Pfeiffer wants players to be more involved in planning, perhaps forming a committee to help the Westview staff brainstorm ideas to lure more junior golfers and higher handicappers alike.

“It’s really a shame we’re not getting that involvement (of junior golfers from the high school and college levels) because that’s the next generation of people who are going to play in this,” he said.

“Maybe there’s a net flight where it’s handicapped based to get more people that are maybe in the 10-to-20 handicap range or even higher a reason to come out and play, so everybody’s involved in one way, shape or form. More involvement is never a bad thing.”

Count Traeder and Pfeiffer among the golfers who support moving the tournament to May to avoid the hotter summer months, when triple-digit temperatures often took its toll on both the course and players.

“I love it,” Traeder said. “This gives the course the best look. I remember when they’d play later in the season, and the course would be kind of burned up and rough.”

Moreover, Pfeiffer doesn’t buy the argument from some golfers who say they don’t play because the tournament is held too early in the year, and they don’t have enough rounds under their belt to compete.
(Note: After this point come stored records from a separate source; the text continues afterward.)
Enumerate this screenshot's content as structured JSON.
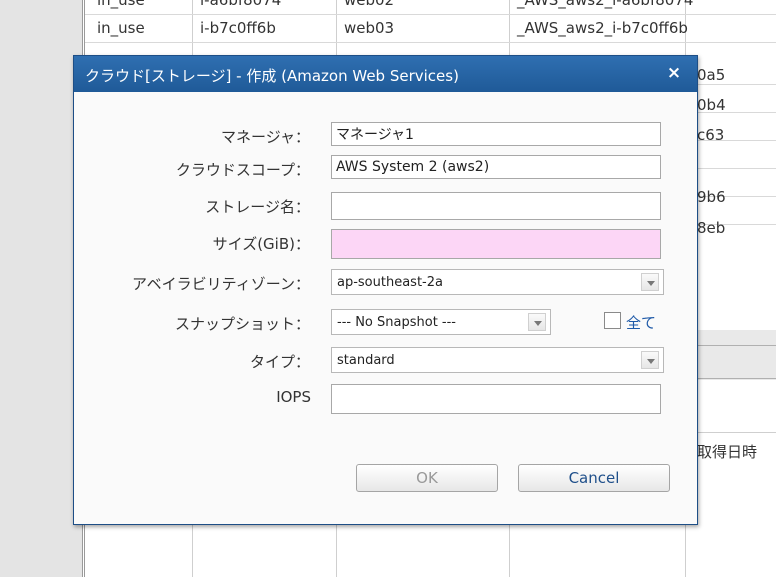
{
  "background": {
    "top_row_fragment": [
      "in_use",
      "i-a6bf8074",
      "web02",
      "_AWS_aws2_i-a6bf8074"
    ],
    "row2": [
      "in_use",
      "i-b7c0ff6b",
      "web03",
      "_AWS_aws2_i-b7c0ff6b"
    ],
    "right_fragments": [
      "0a5",
      "0b4",
      "c63",
      "9b6",
      "8eb"
    ],
    "col_header_fragment": "取得日時"
  },
  "dialog": {
    "title": "クラウド[ストレージ] - 作成 (Amazon Web Services)",
    "close": "×",
    "fields": {
      "manager_label": "マネージャ：",
      "manager_value": "マネージャ1",
      "scope_label": "クラウドスコープ：",
      "scope_value": "AWS System 2 (aws2)",
      "storage_name_label": "ストレージ名：",
      "storage_name_value": "",
      "size_label": "サイズ(GiB)：",
      "size_value": "",
      "az_label": "アベイラビリティゾーン：",
      "az_value": "ap-southeast-2a",
      "snapshot_label": "スナップショット：",
      "snapshot_value": "--- No Snapshot ---",
      "all_label": "全て",
      "type_label": "タイプ：",
      "type_value": "standard",
      "iops_label": "IOPS",
      "iops_value": ""
    },
    "buttons": {
      "ok": "OK",
      "cancel": "Cancel"
    }
  }
}
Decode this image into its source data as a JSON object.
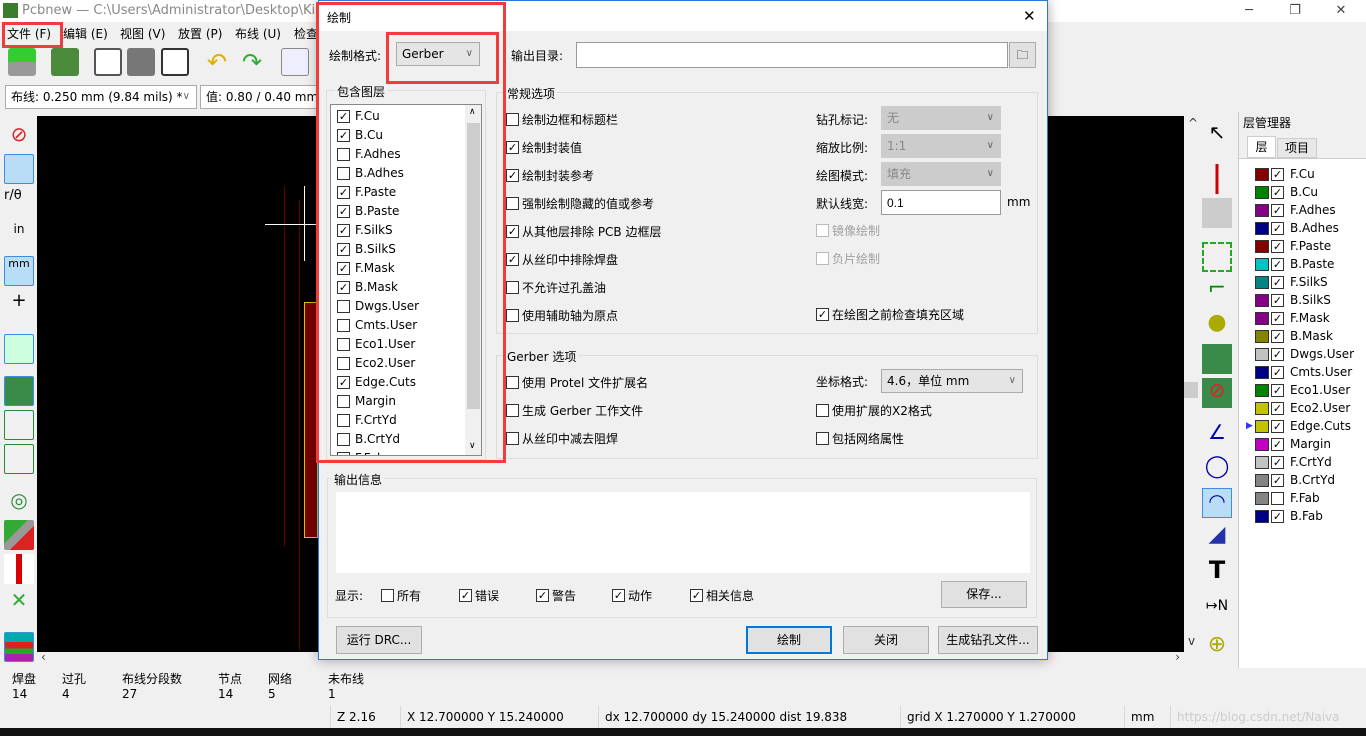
{
  "app": {
    "title": "Pcbnew — C:\\Users\\Administrator\\Desktop\\KiCad",
    "minimize": "─",
    "maximize": "❐",
    "close": "✕"
  },
  "menu": [
    "文件 (F)",
    "编辑 (E)",
    "视图 (V)",
    "放置 (P)",
    "布线 (U)",
    "检查"
  ],
  "toolbar": {
    "track_width": "布线: 0.250 mm (9.84 mils) *",
    "via_size": "值: 0.80 / 0.40 mm"
  },
  "layer_manager": {
    "title": "层管理器",
    "tabs": [
      "层",
      "项目"
    ],
    "active_layer": "Edge.Cuts",
    "layers": [
      {
        "name": "F.Cu",
        "color": "#840000",
        "visible": true
      },
      {
        "name": "B.Cu",
        "color": "#008400",
        "visible": true
      },
      {
        "name": "F.Adhes",
        "color": "#840084",
        "visible": true
      },
      {
        "name": "B.Adhes",
        "color": "#000084",
        "visible": true
      },
      {
        "name": "F.Paste",
        "color": "#840000",
        "visible": true
      },
      {
        "name": "B.Paste",
        "color": "#00c2c2",
        "visible": true
      },
      {
        "name": "F.SilkS",
        "color": "#008484",
        "visible": true
      },
      {
        "name": "B.SilkS",
        "color": "#840084",
        "visible": true
      },
      {
        "name": "F.Mask",
        "color": "#840084",
        "visible": true
      },
      {
        "name": "B.Mask",
        "color": "#848400",
        "visible": true
      },
      {
        "name": "Dwgs.User",
        "color": "#c2c2c2",
        "visible": true
      },
      {
        "name": "Cmts.User",
        "color": "#000084",
        "visible": true
      },
      {
        "name": "Eco1.User",
        "color": "#008400",
        "visible": true
      },
      {
        "name": "Eco2.User",
        "color": "#c2c200",
        "visible": true
      },
      {
        "name": "Edge.Cuts",
        "color": "#c2c200",
        "visible": true
      },
      {
        "name": "Margin",
        "color": "#c200c2",
        "visible": true
      },
      {
        "name": "F.CrtYd",
        "color": "#c2c2c2",
        "visible": true
      },
      {
        "name": "B.CrtYd",
        "color": "#848484",
        "visible": true
      },
      {
        "name": "F.Fab",
        "color": "#848484",
        "visible": false
      },
      {
        "name": "B.Fab",
        "color": "#000084",
        "visible": true
      }
    ]
  },
  "status": {
    "headers": [
      "焊盘",
      "过孔",
      "布线分段数",
      "节点",
      "网络",
      "未布线"
    ],
    "values": [
      "14",
      "4",
      "27",
      "14",
      "5",
      "1"
    ],
    "zoom": "Z 2.16",
    "xy": "X 12.700000  Y 15.240000",
    "dxy": "dx 12.700000  dy 15.240000  dist 19.838",
    "grid": "grid X 1.270000  Y 1.270000",
    "units": "mm",
    "watermark": "https://blog.csdn.net/Naiva"
  },
  "dialog": {
    "title": "绘制",
    "close": "✕",
    "format_label": "绘制格式:",
    "format_value": "Gerber",
    "outdir_label": "输出目录:",
    "outdir_value": "",
    "layers_group": "包含图层",
    "layers": [
      {
        "name": "F.Cu",
        "checked": true
      },
      {
        "name": "B.Cu",
        "checked": true
      },
      {
        "name": "F.Adhes",
        "checked": false
      },
      {
        "name": "B.Adhes",
        "checked": false
      },
      {
        "name": "F.Paste",
        "checked": true
      },
      {
        "name": "B.Paste",
        "checked": true
      },
      {
        "name": "F.SilkS",
        "checked": true
      },
      {
        "name": "B.SilkS",
        "checked": true
      },
      {
        "name": "F.Mask",
        "checked": true
      },
      {
        "name": "B.Mask",
        "checked": true
      },
      {
        "name": "Dwgs.User",
        "checked": false
      },
      {
        "name": "Cmts.User",
        "checked": false
      },
      {
        "name": "Eco1.User",
        "checked": false
      },
      {
        "name": "Eco2.User",
        "checked": false
      },
      {
        "name": "Edge.Cuts",
        "checked": true
      },
      {
        "name": "Margin",
        "checked": false
      },
      {
        "name": "F.CrtYd",
        "checked": false
      },
      {
        "name": "B.CrtYd",
        "checked": false
      },
      {
        "name": "F.Fab",
        "checked": false
      }
    ],
    "general_group": "常规选项",
    "general": [
      {
        "label": "绘制边框和标题栏",
        "checked": false
      },
      {
        "label": "绘制封装值",
        "checked": true
      },
      {
        "label": "绘制封装参考",
        "checked": true
      },
      {
        "label": "强制绘制隐藏的值或参考",
        "checked": false
      },
      {
        "label": "从其他层排除 PCB 边框层",
        "checked": true
      },
      {
        "label": "从丝印中排除焊盘",
        "checked": true
      },
      {
        "label": "不允许过孔盖油",
        "checked": false
      },
      {
        "label": "使用辅助轴为原点",
        "checked": false
      }
    ],
    "drill_label": "钻孔标记:",
    "drill_value": "无",
    "scale_label": "缩放比例:",
    "scale_value": "1:1",
    "mode_label": "绘图模式:",
    "mode_value": "填充",
    "linewidth_label": "默认线宽:",
    "linewidth_value": "0.1",
    "linewidth_unit": "mm",
    "mirror_label": "镜像绘制",
    "mirror_checked": false,
    "negative_label": "负片绘制",
    "negative_checked": false,
    "check_zones_label": "在绘图之前检查填充区域",
    "check_zones_checked": true,
    "gerber_group": "Gerber 选项",
    "gerber": [
      {
        "label": "使用 Protel 文件扩展名",
        "checked": false
      },
      {
        "label": "生成 Gerber 工作文件",
        "checked": false
      },
      {
        "label": "从丝印中减去阻焊",
        "checked": false
      }
    ],
    "coord_label": "坐标格式:",
    "coord_value": "4.6，单位 mm",
    "x2_label": "使用扩展的X2格式",
    "x2_checked": false,
    "netattr_label": "包括网络属性",
    "netattr_checked": false,
    "output_group": "输出信息",
    "output_text": "",
    "show_label": "显示:",
    "filters": [
      {
        "label": "所有",
        "checked": false
      },
      {
        "label": "错误",
        "checked": true
      },
      {
        "label": "警告",
        "checked": true
      },
      {
        "label": "动作",
        "checked": true
      },
      {
        "label": "相关信息",
        "checked": true
      }
    ],
    "save_btn": "保存...",
    "drc_btn": "运行 DRC...",
    "plot_btn": "绘制",
    "close_btn": "关闭",
    "drill_btn": "生成钻孔文件..."
  }
}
“I think it’s an easy excuse to make when there are probably other underlying reasons,” he said. “I mean, Jason Traeder got second today, and this was his fourth round.”

Morgan said the decision to play all three tournaments simultaneously will be evaluated.

“I think it’s good to get it all in in one weekend because peoples’ schedules are all over the place,” he said. “Come summer, people are going on vacation – ‘I can’t make this, I cannot make that.’ So, we just decided to give it a try, and I thought it worked out very well.

“(Assistant pro) George (Schrage) and I are going to sit and talk about it and figure it out from there. We hope to build on it for next year.”

Traeder, for one, is hopeful.

“I think we’re starting to see a little uptick in the participation in golf,” he said. “You’re seeing people go to the KC Range, having fun, playing games. And then, you know, they’re saying, ‘I want to try green grass golf.’

“I think we can get back to the 160-plus golfers eventually.”